Publié le 28 Février 2011

Mesparrow crédit X. Chertier

Mesparrow - Photo par Xavier Chertier ©2011

 

 

Le jour. Un dimanche après-midi de février. Le 26 exactement, à 16h30, après le goûter offert. Dans l'air déjà presque un frémissement de printemps. Dans la cave, juste une odeur, très légère, imperceptible, d'humidité.

Le lieu. Place de la Monnaie à Tours, une cave, des arcades voutées, XVe siècle, dixit Cécile, la soeur de la fratrie Jauzenque, l'accueillante, la cueillante qui sourit aux visiteurs et spectateurs, celle qui parle vite, qui zigzague, agile, entre les 50 chaises, qui vous trouve une place même quand c'est complet.

Dans un coin, un piano électrique, un micro orné d'une guirlande avec des petites lumières qui brillent comme des étoiles et un ampli attendent. La parole au programmateur, « Doc Pilot » : « Et voici pour nos Arcades Hivernales, notre 5e artiste de la saison. Certains la qualifient de nouvelle Claire Di Terzi, et c'est n'importe quoi! Elle est toute autre. Voici Mesparrow !»

Du fond de la salle, comme de très loin, monte un souffle, une voix, un tremblement. De sa poitrine, s'écoule un chant pur et maîtrisé dans les graves, a capella. Elle marche, concentrée, s'avance avec sa mélodie vers le micro, règle le son de l'ampli, lance une première boucle. Les sons de sa voix rocailleuse serpentent le long des arcades comme une cascade sur des cailloux clairs. Son chant se faufile entre les pieds des chaises en plastique, le long des jambes des femmes, sous les vestes et les chemises des hommes. Ça vous fait frissonner en dedans. 120 oreilles, recueillies, attentives, écoutent presque religieusement -est-ce le lieu qui veut ça? - la Miss moineau (« Me sparrow » en anglais). Elle semble tantôt timide et retenue, parlant de sa difficulté à communiquer en particulier en amour (ce qu'elle dit dans une de ses chansons, qui s'appelle comment déjà? Va falloir attendre un disque à venir en 2012 pour que je m'y retrouve dans les morceaux et les titres!), tantôt vive et déchaînée, comme lorsqu'elle reprend a capella « My heart belongs to Daddy » en frappant dans ses mains et en claquant des doigts, soutenue par une partie du public, séduit. Elle se met au piano pour accompagner sa voix qui fait des volutes dans les graves, mélancolique. Son univers est gris perle, un peu triste, mais suffisamment lumineux pour éclairer de l'intérieur la jeune dame qui semble parfois appartenir à un autre monde, celui de son imaginaire, comme trop fragile pour s'épanouir pleinement dans celui-ci.

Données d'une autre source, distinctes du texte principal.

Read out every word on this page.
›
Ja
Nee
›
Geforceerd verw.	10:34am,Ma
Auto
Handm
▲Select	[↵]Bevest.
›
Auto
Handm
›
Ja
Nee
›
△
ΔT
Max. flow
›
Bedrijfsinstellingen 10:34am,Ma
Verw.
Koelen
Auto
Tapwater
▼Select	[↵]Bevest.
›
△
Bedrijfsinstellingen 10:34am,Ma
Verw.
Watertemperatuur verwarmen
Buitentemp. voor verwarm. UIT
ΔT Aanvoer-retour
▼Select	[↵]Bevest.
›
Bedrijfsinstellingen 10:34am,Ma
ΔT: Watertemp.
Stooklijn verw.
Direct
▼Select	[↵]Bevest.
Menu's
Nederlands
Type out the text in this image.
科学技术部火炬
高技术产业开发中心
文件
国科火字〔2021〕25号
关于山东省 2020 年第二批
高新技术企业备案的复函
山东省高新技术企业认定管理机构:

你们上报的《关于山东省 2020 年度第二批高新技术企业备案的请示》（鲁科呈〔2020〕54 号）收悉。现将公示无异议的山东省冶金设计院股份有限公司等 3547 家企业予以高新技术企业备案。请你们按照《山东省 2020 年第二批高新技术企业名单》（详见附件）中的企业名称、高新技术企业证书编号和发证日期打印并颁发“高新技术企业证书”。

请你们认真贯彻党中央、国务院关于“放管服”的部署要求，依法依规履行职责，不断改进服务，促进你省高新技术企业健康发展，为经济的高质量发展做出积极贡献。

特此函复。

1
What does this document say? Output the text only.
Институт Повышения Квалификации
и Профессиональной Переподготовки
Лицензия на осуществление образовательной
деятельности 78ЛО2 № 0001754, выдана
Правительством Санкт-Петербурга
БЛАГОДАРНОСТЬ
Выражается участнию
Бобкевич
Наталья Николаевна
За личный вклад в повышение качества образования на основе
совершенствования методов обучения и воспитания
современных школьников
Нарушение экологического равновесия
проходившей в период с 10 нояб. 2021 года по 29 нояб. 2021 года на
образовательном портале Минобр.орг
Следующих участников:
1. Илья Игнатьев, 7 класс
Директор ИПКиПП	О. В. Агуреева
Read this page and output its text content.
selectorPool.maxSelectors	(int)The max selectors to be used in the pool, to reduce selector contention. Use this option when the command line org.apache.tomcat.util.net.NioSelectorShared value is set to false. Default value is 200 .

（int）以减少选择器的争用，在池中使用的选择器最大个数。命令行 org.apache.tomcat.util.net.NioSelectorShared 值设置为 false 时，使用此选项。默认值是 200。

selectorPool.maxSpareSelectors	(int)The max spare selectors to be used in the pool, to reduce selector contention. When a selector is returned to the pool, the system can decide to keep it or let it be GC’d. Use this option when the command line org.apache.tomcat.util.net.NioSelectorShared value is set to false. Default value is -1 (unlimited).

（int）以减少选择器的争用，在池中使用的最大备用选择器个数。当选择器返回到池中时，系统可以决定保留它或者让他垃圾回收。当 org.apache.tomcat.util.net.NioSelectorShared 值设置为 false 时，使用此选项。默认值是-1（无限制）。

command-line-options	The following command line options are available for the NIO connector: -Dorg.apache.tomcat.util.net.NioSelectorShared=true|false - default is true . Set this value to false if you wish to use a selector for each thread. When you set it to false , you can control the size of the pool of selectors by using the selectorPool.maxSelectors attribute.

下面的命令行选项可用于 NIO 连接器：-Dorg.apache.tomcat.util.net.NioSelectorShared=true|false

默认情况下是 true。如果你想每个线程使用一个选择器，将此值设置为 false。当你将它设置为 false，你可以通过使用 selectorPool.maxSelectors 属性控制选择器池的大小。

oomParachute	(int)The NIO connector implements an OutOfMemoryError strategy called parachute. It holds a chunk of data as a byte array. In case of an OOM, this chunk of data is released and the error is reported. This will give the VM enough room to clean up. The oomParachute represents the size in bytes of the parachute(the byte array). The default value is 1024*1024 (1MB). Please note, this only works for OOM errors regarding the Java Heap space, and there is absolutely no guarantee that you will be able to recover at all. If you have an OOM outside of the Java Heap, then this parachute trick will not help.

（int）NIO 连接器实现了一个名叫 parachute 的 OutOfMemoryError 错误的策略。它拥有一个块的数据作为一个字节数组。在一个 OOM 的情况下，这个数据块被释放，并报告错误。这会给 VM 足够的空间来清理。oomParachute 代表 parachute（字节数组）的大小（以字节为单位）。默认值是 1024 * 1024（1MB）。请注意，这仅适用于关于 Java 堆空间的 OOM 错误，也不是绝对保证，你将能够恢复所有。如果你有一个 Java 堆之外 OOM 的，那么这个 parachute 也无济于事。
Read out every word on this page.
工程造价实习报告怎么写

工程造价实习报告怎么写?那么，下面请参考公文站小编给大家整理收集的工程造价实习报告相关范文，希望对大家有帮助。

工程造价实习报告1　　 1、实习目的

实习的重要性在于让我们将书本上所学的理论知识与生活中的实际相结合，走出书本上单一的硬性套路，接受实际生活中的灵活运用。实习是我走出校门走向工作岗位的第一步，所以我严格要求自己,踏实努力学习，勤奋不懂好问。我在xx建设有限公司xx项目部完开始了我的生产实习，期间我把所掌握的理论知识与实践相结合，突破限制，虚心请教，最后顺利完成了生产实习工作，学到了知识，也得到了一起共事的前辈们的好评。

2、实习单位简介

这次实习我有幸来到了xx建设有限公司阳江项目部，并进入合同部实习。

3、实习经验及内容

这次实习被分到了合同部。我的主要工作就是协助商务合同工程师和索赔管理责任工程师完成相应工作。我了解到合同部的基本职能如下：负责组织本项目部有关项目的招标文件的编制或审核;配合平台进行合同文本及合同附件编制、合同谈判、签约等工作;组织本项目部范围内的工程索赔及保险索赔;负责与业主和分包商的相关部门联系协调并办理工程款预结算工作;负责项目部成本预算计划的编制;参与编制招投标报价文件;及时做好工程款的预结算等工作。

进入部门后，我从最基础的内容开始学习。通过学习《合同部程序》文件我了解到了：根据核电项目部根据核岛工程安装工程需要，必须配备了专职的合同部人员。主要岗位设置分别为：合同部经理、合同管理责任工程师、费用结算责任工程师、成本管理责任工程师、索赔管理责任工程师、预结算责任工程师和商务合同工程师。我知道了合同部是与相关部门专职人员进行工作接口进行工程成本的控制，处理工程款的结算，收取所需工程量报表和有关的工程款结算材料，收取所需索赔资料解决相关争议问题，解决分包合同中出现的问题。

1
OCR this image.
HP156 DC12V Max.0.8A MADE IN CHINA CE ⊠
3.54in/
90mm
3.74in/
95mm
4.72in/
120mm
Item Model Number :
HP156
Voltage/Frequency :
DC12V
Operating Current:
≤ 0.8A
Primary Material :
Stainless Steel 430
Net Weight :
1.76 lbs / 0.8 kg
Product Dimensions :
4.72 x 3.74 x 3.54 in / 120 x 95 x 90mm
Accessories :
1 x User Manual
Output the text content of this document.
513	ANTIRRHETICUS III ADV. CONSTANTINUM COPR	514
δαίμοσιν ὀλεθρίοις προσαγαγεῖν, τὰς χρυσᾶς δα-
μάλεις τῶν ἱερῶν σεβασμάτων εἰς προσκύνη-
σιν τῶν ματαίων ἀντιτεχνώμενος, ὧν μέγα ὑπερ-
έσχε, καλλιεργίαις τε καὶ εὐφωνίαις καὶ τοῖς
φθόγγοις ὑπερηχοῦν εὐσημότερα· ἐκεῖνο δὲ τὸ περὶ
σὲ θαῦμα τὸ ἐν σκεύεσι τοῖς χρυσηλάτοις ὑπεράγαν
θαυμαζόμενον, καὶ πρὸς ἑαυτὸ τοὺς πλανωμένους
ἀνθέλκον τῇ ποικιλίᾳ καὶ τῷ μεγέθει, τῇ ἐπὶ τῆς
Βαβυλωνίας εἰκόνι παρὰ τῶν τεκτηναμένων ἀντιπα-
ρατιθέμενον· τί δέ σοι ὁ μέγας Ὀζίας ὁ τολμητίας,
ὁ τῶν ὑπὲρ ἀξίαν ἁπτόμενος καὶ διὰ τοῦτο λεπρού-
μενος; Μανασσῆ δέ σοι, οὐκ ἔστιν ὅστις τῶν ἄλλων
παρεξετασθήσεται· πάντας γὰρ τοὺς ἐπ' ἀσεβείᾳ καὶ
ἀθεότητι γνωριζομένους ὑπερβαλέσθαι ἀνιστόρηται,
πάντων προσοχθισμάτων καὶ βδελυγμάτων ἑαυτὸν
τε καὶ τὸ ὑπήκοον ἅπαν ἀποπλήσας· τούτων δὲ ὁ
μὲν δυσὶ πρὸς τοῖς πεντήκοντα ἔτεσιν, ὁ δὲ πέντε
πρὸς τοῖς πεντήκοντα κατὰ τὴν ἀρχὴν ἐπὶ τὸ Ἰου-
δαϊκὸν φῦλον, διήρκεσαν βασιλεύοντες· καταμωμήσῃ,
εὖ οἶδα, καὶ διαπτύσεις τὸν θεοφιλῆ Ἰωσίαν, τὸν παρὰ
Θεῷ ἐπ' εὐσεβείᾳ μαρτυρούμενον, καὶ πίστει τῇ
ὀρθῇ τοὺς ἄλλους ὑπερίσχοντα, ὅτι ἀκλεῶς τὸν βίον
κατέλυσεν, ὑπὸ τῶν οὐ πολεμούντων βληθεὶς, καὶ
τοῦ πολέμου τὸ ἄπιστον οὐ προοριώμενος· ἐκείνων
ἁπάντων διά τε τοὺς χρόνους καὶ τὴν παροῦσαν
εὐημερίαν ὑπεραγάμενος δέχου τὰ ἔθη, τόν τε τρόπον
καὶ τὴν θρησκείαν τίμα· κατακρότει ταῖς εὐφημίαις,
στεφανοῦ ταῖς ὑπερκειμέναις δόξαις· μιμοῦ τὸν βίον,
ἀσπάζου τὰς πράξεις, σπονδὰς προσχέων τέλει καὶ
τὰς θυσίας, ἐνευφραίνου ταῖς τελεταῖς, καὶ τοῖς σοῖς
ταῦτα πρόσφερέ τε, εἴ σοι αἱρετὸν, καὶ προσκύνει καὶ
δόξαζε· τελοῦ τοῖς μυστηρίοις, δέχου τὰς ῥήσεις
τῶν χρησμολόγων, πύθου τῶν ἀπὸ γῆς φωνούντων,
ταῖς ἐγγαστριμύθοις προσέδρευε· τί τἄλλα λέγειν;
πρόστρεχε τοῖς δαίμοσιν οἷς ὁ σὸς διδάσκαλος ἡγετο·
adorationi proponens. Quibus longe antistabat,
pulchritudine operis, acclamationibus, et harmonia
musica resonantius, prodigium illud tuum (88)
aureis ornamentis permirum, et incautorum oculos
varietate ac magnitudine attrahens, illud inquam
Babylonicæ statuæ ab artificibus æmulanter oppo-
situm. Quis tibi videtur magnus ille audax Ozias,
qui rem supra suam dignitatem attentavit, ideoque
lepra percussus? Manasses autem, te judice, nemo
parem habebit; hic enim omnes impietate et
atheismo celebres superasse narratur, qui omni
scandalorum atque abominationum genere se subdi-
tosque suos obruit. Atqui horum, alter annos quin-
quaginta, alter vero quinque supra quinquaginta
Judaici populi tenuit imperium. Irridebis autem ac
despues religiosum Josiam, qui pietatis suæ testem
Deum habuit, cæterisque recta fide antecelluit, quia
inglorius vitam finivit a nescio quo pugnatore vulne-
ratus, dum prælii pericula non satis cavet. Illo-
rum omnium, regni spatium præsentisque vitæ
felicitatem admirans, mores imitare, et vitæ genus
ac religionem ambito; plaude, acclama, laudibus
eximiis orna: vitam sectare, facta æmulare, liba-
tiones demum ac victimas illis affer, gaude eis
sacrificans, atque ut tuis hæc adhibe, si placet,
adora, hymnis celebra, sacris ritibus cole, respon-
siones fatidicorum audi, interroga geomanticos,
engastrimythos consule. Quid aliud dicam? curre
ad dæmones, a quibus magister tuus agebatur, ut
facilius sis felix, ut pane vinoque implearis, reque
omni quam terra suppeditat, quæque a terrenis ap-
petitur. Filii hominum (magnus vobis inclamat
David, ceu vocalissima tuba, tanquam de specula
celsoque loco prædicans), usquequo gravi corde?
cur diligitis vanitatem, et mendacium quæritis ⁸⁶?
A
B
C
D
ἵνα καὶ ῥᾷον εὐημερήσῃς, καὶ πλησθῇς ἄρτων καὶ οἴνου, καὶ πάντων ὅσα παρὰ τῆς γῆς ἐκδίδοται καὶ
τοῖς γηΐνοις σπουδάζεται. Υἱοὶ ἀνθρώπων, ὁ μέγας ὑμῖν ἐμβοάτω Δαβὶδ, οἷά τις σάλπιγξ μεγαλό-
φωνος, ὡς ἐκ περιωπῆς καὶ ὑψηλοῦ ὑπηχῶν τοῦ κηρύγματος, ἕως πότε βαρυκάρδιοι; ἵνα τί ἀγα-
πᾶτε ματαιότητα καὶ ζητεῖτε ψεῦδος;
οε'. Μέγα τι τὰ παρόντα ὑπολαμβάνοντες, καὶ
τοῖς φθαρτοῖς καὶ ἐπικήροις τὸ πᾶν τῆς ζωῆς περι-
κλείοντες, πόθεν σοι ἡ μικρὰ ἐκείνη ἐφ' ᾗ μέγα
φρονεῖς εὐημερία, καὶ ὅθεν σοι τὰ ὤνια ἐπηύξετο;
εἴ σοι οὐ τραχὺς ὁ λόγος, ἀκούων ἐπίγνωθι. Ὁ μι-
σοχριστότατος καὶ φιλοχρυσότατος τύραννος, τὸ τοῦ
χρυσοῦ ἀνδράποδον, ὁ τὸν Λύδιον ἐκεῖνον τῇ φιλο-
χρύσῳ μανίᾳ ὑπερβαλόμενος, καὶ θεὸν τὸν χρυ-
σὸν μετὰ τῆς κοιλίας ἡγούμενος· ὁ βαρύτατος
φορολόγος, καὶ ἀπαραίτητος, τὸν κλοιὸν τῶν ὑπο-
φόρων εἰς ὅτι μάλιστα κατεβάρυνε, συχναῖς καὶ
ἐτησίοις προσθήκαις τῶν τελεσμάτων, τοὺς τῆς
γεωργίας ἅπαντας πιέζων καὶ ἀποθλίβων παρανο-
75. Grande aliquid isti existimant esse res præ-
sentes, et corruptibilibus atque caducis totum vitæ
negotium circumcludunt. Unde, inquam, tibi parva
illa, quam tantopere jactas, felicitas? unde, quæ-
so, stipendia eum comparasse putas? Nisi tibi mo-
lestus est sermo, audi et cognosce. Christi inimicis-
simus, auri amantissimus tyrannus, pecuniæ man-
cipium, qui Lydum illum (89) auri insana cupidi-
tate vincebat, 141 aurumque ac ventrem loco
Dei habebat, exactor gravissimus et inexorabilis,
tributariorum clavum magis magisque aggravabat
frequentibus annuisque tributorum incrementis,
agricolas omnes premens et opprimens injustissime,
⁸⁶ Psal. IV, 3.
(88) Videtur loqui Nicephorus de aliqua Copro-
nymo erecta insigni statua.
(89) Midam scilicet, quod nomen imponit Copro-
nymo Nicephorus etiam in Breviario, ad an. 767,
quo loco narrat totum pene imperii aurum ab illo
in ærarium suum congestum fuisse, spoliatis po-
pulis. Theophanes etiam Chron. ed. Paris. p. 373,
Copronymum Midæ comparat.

Puis elle retourne à son micro et à ses boucles de sons qui se superposent comme un millefeuille, avec des sifflements, bruitages, sons de trompette ou de batterie, fait maison, seulement avec la voix. Un peu d'électro, beaucoup de chant. Très perso. Belle prouesse. Les applaudissements de la salle résonnent fort et font écho sous les voutes. Pas avare de cadeaux, la jeune chanteuse revient pour un bis, avec quelques nouveautés, qu'elle nous offre en espérant ne pas trébucher.

Et pour finir, ah, pour finir, la voix et le piano de nouveau, pour une évocation du film de Wim Wenders « Paris Texas ». Sublime chant de la fin, avec juste ce qu'il faut de respiration entre les couplets, de ralentissement des doigts sur les touches ivoire, d'émotion contenue et livrée. Sur ses lèvres un sourire. Sur les nôtres aussi. Joie.